I was stationed in England when Ronald Reagan gave his famous “Tear Down This Wall” speech, and I was still living in England when that despicable wall came down.
I realize that today, the 20th anniversary of the fall of the wall, is probably a “day of infamy” for President Barack Obama and many in his administration who are so enamored with Marxism (Obama did, after all, have more important things to do), but for freedom-loving Americans and Europeans it is a joyous day.
One of the things President Ronald Reagan did to push back at the Soviet Union was to install intermediate-range missiles in Europe to stand against Soviet aggression.
I frequently worked at one of the Ground Launched Cruise Missile (GLCM) bases in England which help push the Soviet Union to collapse. The Soviets ended up coming to the negotiating table when they saw we were serious about opposing them, and the result was the Intermediate Nuclear Forces (INF) treaty that eliminated this class of nuclear missile on both sides. I frequently supervised special security posts when Soviet inspection teams came to our GLCM base to ensure treaty compliance. It was an honor to be involved even in a small way in such historic events.
It was even more joyous to see freedom break out across Europe in the summer of 1989 and to see the Berlin Wall finally come down.
Celebrating New Years Eve in 1989 with my British friends, I cannot count the times as we walked the streets that I was approached by grateful Britons and other nationalities, thanking me as an American for being there in Europe to stand for freedom and for helping bring down the Wall. I was kissed by so many European women that I didn’t know, it felt a little like how it must have been in the euphoria as World War II ended.

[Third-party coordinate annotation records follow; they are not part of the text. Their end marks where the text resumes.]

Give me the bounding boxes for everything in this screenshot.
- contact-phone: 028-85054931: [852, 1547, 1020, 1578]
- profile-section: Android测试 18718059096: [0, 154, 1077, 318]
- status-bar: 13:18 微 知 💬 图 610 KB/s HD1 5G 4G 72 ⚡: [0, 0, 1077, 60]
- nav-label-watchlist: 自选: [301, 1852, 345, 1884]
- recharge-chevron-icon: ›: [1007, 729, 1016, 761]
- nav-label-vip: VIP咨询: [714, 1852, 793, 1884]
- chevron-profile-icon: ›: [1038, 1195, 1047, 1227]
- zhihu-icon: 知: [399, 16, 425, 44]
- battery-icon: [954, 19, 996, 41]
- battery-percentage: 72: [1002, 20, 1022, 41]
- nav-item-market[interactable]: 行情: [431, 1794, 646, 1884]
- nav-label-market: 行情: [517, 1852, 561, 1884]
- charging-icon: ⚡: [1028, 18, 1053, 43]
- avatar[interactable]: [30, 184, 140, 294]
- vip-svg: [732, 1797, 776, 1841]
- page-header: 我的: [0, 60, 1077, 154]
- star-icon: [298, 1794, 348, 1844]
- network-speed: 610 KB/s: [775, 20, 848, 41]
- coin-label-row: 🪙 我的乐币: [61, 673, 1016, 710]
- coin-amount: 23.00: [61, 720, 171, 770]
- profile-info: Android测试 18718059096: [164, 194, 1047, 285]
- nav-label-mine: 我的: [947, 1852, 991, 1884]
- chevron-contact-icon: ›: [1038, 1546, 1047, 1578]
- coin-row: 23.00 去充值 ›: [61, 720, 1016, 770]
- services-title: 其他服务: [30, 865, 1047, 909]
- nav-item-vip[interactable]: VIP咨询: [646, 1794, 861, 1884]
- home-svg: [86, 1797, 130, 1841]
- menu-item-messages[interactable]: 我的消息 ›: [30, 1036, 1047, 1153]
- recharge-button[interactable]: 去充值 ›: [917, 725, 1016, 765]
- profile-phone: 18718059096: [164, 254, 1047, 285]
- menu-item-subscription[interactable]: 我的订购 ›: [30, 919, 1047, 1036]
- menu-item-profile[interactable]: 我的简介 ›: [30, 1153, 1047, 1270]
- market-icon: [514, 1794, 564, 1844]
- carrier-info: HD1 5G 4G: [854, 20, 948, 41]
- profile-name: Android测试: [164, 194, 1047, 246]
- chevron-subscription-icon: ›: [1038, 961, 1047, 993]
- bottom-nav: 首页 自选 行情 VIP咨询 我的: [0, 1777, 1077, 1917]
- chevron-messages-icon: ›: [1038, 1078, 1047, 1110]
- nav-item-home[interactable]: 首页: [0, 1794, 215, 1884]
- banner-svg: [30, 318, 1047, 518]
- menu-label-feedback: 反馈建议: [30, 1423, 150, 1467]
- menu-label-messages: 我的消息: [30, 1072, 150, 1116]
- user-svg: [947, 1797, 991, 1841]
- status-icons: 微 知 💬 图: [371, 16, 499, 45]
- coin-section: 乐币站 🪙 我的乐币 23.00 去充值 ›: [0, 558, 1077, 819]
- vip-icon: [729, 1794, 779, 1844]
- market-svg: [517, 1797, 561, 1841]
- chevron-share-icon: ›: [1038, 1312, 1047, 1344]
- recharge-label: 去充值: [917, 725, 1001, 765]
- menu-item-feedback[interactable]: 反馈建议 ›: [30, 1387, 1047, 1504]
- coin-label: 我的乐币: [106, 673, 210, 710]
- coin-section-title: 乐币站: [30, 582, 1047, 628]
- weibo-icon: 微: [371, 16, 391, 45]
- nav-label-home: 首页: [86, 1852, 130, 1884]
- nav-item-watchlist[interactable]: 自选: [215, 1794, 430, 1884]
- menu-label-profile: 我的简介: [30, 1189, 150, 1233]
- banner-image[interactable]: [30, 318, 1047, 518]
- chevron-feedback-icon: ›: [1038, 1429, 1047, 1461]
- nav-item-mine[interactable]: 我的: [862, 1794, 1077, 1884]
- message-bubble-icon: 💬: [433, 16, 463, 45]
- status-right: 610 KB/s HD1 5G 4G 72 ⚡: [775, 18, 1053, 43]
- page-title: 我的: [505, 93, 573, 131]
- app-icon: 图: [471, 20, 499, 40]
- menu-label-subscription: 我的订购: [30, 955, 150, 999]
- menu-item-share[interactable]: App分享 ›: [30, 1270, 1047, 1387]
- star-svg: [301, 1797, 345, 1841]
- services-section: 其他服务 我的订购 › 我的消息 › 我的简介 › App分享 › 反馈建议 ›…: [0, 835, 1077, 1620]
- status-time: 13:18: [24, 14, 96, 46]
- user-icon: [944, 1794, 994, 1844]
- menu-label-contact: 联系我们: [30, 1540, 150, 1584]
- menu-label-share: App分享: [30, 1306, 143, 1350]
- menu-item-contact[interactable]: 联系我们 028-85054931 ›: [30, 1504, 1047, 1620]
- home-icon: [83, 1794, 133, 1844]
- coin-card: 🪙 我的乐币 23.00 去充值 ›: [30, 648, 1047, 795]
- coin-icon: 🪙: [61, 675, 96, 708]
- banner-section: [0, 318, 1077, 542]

The fall of the Wall and the end of Soviet communism was, of course, a team effort. British Prime Minister Margaret Thatcher stood resolute against this evil empire, as did Pope John Paul, Lech Walesa from Poland and many others. But there can be no reasonable doubt that it was President Ronald Reagan’s determination and decisive action that made this success possible.
And now I have a piece of that evil wall in my souvenir collection as a reminder of the triumph of freedom over evil, a souvenir that I treasure probably above all others I possess.
Instead of embracing Marxism as our leaders are currently hell-bent on, we must stand strong, resolute and unwaveringly against this un-American, anti-freedom, evil philosophy.